Although feeling great and sinking into the new routine, there was one nagging thing that continued to bother me even months after Mikah’s birth. My incision scar tissue did not seem to be going away. The slimmer I became, the more noticeable I thought the “bump” above my external scar was. Through self-massage, chiropractic, and deep massage, I noticed some change, but I started to wonder if this was part of my new normal.

What does this have to do with making an appointment with Jillian Palmer (MScPT) at Bounce Back PhysicalTherapy? Well… this scar tissue was the only postpartum “issue” that I would fully admit existed. I was actually in complete denial that I had a 2+ finger abdominal separation (diastasis recti or DR) at my belly button. Yes, I am trained in assessing this and did feel it within my own body. Since I was virtually symptom free and am very well trained in what not to do with DR, I was cautious, but did not even think about having it assessed. I worked on this in my own way through core connection, mindful core movements, and pelvic floor engagement and relaxation. [It is perfectly normal if you are having flashbacks to Jamie’s blog post. Haven’t read it yet? Find it here! I told you we are similar!] Over the summer, Erin, Jamie, and I wanted to open up the conversation about pelvic floor and core symptoms postpartum. Through this process, more women were asking us to assess them for DR and were discussing what was going on in their body before, during, and after our classes. We loved that women were realizing that Fit Your Life is a safe space for them to talk about their discomforts, pain, leaking, and to ask what is “normal recovery” and what might need require further investigation by a pelvic health specialist.

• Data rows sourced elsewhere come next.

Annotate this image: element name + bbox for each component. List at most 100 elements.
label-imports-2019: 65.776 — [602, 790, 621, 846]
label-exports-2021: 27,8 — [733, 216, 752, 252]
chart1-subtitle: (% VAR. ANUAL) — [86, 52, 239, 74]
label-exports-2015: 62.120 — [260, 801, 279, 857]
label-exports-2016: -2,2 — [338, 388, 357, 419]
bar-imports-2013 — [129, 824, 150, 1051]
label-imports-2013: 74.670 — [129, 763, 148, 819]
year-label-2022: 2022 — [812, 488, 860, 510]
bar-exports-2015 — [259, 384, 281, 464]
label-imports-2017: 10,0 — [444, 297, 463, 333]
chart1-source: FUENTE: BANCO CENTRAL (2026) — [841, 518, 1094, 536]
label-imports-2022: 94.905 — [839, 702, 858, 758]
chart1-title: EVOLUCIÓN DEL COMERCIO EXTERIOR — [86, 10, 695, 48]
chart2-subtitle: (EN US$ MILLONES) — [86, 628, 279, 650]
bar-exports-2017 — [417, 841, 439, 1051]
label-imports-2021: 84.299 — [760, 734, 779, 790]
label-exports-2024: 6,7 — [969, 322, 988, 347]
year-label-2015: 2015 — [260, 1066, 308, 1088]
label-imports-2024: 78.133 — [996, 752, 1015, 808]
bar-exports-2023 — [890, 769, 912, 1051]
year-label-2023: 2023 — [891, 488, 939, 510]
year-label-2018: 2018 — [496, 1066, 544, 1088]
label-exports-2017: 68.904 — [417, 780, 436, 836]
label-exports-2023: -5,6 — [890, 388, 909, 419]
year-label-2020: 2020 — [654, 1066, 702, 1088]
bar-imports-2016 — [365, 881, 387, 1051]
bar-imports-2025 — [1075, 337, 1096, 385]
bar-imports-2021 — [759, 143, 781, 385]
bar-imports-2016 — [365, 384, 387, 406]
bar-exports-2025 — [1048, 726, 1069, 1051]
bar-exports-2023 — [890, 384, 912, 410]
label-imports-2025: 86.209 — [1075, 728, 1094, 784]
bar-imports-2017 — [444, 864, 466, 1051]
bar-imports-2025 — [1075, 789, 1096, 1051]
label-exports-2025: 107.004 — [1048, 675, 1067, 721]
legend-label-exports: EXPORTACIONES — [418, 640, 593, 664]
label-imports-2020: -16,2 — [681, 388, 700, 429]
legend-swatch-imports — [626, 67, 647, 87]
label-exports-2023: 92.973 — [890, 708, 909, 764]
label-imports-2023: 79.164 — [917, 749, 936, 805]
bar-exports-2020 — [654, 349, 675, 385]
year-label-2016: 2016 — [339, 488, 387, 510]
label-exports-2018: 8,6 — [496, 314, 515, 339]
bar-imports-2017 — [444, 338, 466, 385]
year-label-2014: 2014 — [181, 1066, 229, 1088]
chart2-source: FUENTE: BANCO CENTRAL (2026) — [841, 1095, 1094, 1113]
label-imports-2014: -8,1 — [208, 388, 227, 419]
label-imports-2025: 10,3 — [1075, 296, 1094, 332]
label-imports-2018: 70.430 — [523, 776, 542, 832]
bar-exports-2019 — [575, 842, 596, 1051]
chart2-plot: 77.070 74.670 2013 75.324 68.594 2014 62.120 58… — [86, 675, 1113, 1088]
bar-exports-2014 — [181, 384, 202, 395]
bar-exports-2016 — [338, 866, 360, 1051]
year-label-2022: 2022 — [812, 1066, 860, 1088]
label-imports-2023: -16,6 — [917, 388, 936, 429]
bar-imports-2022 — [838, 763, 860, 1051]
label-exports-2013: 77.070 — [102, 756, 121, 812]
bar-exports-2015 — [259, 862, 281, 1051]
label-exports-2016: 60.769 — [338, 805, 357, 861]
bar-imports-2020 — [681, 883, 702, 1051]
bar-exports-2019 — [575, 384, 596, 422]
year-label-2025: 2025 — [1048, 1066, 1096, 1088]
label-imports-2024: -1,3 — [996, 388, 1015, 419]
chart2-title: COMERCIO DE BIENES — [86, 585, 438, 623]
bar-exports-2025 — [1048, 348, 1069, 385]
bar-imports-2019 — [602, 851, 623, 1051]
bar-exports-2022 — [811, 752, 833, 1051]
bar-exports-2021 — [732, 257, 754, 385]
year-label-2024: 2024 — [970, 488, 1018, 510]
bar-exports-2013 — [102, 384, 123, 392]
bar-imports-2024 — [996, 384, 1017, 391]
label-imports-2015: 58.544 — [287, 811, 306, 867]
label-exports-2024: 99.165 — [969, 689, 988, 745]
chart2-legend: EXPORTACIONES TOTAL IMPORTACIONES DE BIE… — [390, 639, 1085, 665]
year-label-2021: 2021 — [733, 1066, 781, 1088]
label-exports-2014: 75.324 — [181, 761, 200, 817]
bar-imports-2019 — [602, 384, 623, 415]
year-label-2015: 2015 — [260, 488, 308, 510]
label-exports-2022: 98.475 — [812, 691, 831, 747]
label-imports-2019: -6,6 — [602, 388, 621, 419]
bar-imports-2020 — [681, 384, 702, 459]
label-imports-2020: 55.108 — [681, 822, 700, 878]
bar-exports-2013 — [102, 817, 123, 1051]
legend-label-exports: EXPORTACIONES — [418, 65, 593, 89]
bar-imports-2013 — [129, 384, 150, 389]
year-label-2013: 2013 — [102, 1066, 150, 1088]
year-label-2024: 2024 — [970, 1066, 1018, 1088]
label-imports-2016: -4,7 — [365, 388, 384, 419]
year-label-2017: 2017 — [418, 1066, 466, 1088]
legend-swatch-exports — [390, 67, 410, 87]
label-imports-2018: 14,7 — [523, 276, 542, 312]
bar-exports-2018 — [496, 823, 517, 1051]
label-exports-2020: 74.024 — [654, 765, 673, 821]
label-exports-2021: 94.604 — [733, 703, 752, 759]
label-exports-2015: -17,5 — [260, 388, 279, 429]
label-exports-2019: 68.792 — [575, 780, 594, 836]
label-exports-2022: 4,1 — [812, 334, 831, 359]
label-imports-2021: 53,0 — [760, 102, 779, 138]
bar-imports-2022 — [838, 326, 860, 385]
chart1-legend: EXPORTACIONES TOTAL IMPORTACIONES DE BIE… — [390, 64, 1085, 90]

As the number of these conversations grew, I started thinking about my own body and how I really should make an assessment appointment to see what it is really like. What held me back? To be frank, I was most nervous about the internal exam. Why? I was scared she would find something “wrong”. BUT I was finally able to take a deep breath and book an appointment. I was recommending so many clients to go and knew I could probably learn a thing or two. Well, that is an understatement!

Am I happy I booked? HECK YES!
Did Jill find something “wrong” with my body? NO! But we did discover areas in which I can “let go” in order to be my most functional!